Diese Veränderung wurde zuerst von einem Weibe bemerkt, das mit seinem Manne, der Arend hieß, über das Feld ging. Voller Verwunderung stand sie still, deutete mit dem Finger auf den See und rief staunend:Arend, seh!" Daher hat man dem Städtchen, das später an dem See erbaut wurde, den Namen Arendsee ge­geben.

In diesem See findet man den feinsten weißen Streusand, und wenn die Sonne hell scheint, soll man noch alte Mauern und Gebäude des versunkenen Schlosses sehen.

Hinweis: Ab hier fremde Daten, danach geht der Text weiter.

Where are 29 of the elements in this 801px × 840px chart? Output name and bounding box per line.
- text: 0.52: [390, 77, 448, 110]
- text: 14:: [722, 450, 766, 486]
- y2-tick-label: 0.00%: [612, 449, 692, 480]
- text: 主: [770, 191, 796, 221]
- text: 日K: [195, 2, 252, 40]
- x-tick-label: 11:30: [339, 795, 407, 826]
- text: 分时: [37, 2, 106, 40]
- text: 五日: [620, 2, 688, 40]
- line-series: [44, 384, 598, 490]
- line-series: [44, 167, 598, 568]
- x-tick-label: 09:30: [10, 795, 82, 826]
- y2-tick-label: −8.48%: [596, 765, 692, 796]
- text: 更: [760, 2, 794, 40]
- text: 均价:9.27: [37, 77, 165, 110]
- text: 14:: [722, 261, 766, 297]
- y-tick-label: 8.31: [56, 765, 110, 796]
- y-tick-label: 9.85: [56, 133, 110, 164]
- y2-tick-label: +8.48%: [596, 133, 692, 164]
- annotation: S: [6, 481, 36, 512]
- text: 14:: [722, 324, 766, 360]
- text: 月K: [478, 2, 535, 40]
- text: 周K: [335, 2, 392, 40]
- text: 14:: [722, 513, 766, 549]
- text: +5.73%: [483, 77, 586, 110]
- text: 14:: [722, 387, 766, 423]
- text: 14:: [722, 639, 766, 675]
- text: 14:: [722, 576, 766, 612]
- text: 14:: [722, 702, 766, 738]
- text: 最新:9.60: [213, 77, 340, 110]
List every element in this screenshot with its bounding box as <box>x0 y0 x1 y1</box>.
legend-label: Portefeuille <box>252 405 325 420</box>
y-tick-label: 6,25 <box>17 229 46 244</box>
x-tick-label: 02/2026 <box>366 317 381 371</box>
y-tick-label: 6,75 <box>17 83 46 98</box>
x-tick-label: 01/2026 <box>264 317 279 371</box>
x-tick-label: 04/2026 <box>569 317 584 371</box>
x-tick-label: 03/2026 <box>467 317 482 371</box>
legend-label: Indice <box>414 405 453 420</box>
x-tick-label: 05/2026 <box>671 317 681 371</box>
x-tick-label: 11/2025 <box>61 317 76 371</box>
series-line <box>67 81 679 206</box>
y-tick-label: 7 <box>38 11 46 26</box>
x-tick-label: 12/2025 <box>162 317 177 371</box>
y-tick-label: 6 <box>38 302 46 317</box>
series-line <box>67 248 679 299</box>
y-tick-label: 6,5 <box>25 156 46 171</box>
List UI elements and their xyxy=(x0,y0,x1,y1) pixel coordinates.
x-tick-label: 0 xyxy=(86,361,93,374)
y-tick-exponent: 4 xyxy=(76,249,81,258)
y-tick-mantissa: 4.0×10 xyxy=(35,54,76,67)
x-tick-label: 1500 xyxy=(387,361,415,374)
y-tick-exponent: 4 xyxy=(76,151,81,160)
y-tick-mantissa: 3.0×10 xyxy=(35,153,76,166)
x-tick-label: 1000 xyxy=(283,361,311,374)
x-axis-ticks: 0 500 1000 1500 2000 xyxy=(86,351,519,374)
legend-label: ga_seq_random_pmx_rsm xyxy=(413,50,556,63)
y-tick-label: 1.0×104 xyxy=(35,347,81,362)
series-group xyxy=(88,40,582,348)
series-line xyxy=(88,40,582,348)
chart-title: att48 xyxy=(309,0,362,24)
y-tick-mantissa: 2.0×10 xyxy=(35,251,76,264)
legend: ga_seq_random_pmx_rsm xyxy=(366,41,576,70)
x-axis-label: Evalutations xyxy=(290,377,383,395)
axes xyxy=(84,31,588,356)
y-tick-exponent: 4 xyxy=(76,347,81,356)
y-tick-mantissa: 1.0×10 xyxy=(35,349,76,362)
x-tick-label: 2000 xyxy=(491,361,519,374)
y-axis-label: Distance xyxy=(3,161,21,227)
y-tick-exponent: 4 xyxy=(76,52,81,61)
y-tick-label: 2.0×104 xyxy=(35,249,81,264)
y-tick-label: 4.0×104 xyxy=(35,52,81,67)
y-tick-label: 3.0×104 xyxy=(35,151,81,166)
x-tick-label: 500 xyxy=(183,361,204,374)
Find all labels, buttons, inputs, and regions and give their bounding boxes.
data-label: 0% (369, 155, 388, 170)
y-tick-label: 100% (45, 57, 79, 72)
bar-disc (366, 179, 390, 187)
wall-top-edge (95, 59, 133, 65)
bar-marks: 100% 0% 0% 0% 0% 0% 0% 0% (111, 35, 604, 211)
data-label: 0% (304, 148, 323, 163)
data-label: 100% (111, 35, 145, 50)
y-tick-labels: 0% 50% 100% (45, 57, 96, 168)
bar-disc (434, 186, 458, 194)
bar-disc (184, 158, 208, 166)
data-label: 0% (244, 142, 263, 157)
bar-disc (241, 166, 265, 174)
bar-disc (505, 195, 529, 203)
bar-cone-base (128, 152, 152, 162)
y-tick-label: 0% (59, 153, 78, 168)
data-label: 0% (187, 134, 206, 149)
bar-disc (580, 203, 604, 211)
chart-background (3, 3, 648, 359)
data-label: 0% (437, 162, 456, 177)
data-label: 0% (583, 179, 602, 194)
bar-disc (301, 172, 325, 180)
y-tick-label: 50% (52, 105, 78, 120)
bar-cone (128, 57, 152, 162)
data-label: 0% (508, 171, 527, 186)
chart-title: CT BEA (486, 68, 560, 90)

Der See ist gewaltig tief, und an seinem Wasser ist weder Vermehrung noch Verminde­rung zu spüren. Es ist auch die größte Vermessenheit der Welt, seine Tiefe ergründen zu wollen, und mancher, der es versuchen wollte, hat schon eine warnende Stimme gehört, die aus dem Grunde herauftönte; so mancher aber, der auf diese Stimme nicht hören wollte, hat es schon mit dem Tode büßen müssen. Es wird auch erzählt, daß es einmal einige vorgehabt hätten, das Wasser zu er­gründen und ein Seil hinabgelassen hätten. Wie sie es aber wieder herauszogen, fand sich ein Zettel daran mit dem Gebot: Lasset ab von eurem Unternehmen, sonst wird eurem Orte widerfahren, was diesem geschehen ist. Aus vielen Zeichen ist klar, daß der See sich weithin unter der Erde forterstrecken müsse; denn wenn man nach Salzwedel fährt, so hört es sich oft an, als wenn es über ein Gewölbe ginge, und der Bernstein, den die Fischer bisweilen daraus Hervorbringen, beweist, daß er mit der Ostsee in Ver­bindung stehe.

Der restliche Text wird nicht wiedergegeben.